Bahnpendler Michael Weber wartet mit seinem Faltrad am Bahnhof Köln-Messe/Deutz auf seinen Zug Richtung Pulheim.

Vor allem die vielen Großbaustellen führen im Rheinland zu massiven Problemen. Noch bis 19. Dezember herrscht in Köln Großbaustelle zwischen Hauptbahnhof und Messe/Deutz. Ein Betroffener berichtet.

Kunden wie Michael Weber müsste sich die Deutsche Bahn eigentlich wünschen. Im Laufe der zweieinhalb Jahre, die der 51-Jährige werktäglich zwischen Köln-Deutz und Pulheim-Stommeln unterwegs ist, das Faltrad für die letzte Meile immer dabei, hat er gelernt, geduldig und nachsichtig zu sein. Weber weiß, die Bahn muss bauen und dafür immer wieder Strecken sperren, damit es irgendwann besser wird mit den Staus und Verspätungen im Bahnknoten Köln.

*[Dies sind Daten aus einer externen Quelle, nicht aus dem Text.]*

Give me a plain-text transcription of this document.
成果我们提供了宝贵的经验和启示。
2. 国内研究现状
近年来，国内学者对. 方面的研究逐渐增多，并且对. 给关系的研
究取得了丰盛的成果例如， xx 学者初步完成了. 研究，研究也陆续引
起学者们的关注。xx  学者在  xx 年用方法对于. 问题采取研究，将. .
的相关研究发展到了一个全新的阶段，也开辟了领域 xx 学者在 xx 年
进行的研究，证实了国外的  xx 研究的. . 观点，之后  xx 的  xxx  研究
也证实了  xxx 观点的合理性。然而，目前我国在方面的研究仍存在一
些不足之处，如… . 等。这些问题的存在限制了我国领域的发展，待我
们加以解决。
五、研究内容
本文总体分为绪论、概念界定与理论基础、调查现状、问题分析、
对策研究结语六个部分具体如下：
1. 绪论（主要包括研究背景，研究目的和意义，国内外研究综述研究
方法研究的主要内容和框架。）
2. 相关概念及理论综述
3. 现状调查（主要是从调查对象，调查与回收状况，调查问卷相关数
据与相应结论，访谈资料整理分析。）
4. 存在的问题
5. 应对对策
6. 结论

So auch an diesem Morgen, auf dem zugigen Bahnsteig in Deutz. Noch bis zum 19. Dezember wird sich Weber jeden Tag auf ein neues Abenteuer einlassen müssen. Auf einer der am meisten befahrenen Trassen Deutschlands, das sind die knapp 1000 Meter zwischen Deutz und dem Hauptbahnhof, werden fünf Weichen ausgetauscht und alle Fahrpläne durcheinandergewirbelt, weil dafür auf der Hohenzollernbrücke zwei der sechs Gleise gesperrt werden müssen.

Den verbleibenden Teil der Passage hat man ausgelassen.